In deze zaak heeft de Centrale Raad van Beroep op 16 november 2021 uitspraak gedaan in hoger beroep tegen een eerdere beslissing van de rechtbank Rotterdam. De appellant, die sinds 24 september 2018 bijstand ontving op grond van de Participatiewet, had zijn bijstand zien intrekken door het Drechtstedenbestuur. Dit gebeurde op basis van de veronderstelling dat hij een gezamenlijke huishouding voerde met zijn vriendin, die over een inkomen boven de bijstandsnorm beschikte. De Raad oordeelde dat de intrekking van de bijstand onterecht was, omdat er onvoldoende bewijs was voor de claim van wederzijdse zorg tussen appellant en zijn vriendin.
De Raad stelde vast dat de onderzoeksbevindingen van de Sociale Dienst Drechtsteden niet voldoende waren om aan te tonen dat appellant daadwerkelijk zorg verleende aan zijn vriendin van een zodanige omvang dat er sprake was van wederzijdse zorg. De Raad concludeerde dat de zorgactiviteiten van appellant, zoals het doen van de was en het halen van boodschappen, niet van voldoende gewicht waren om te spreken van een gezamenlijke huishouding. De rechtbank had dit niet onderkend, waardoor de aangevallen uitspraak werd vernietigd.

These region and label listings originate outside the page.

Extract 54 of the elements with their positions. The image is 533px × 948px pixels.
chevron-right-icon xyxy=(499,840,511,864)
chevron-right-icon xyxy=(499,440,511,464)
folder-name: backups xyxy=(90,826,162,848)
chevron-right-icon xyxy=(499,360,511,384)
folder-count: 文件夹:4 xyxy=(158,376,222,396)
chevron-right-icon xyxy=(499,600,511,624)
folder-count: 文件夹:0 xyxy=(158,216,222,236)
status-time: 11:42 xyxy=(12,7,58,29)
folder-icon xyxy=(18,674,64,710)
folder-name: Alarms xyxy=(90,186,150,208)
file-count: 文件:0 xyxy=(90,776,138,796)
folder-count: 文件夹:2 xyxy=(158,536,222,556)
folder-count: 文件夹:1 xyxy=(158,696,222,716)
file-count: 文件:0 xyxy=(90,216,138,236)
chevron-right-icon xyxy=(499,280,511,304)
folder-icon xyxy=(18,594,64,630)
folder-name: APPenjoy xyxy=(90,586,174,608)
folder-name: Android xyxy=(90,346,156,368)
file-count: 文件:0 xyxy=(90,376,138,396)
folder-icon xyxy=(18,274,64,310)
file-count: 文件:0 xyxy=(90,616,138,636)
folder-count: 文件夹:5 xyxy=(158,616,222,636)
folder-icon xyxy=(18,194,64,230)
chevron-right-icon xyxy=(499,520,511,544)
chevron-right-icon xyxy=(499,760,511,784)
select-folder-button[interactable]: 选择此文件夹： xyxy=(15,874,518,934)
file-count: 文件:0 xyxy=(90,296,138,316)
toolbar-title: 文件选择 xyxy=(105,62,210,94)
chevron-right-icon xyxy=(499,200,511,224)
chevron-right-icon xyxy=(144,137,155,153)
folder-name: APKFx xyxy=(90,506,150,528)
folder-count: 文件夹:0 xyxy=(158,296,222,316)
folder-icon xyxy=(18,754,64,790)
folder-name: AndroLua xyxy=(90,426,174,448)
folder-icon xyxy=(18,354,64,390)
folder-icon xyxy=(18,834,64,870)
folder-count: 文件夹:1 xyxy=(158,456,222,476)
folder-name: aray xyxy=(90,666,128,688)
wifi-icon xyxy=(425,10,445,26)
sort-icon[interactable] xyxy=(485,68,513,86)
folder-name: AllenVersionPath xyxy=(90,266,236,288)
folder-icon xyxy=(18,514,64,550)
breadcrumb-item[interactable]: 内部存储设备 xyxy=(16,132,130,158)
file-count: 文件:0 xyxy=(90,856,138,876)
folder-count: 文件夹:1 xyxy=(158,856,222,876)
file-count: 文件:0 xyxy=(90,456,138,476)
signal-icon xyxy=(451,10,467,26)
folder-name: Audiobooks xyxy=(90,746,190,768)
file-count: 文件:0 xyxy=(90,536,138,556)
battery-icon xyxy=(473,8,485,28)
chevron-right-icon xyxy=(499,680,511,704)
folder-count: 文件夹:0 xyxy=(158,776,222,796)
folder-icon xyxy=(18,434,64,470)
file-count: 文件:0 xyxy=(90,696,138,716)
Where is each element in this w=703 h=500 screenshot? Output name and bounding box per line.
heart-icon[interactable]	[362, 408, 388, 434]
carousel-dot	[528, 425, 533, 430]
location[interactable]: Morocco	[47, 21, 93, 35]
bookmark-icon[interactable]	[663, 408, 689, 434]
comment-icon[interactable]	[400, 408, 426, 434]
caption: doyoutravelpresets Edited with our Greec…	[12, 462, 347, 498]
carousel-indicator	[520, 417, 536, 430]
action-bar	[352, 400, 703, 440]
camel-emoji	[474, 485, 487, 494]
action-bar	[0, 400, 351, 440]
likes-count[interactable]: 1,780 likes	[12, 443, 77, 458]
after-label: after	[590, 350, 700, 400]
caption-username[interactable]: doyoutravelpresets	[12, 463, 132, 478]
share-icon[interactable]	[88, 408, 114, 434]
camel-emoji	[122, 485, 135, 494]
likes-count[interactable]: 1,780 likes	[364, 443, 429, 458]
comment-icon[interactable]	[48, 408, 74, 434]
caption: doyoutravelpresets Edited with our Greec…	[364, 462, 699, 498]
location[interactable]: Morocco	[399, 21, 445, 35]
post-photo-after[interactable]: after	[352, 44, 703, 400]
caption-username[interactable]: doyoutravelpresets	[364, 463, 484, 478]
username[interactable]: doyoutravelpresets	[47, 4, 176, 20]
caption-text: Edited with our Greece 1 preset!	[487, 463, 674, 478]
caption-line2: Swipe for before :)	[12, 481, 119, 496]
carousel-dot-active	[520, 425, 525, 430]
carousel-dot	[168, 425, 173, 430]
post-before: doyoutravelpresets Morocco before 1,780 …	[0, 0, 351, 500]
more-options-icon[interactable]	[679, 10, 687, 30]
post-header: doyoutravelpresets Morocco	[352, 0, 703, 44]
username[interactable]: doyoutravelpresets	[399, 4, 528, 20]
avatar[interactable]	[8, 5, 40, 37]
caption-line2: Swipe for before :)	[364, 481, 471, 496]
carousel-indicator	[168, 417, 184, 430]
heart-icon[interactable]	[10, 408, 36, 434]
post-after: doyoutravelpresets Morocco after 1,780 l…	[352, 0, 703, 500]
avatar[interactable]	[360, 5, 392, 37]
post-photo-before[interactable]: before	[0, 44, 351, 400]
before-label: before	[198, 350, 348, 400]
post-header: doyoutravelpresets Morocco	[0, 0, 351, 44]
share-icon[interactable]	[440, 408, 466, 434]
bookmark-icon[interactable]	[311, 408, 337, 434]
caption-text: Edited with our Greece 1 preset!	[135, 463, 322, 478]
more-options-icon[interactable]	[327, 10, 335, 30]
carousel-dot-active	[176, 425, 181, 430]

De Raad verklaarde het beroep van appellant gegrond en herroept het besluit van 13 mei 2019, dat op dezelfde onhoudbare grondslag berustte. Tevens werd het bestuur veroordeeld in de proceskosten van appellant, die in totaal op € 3.312,- werden begroot. De uitspraak benadrukt het belang van zorgvuldige motivering en bewijsvoering bij besluiten tot intrekking van bijstand.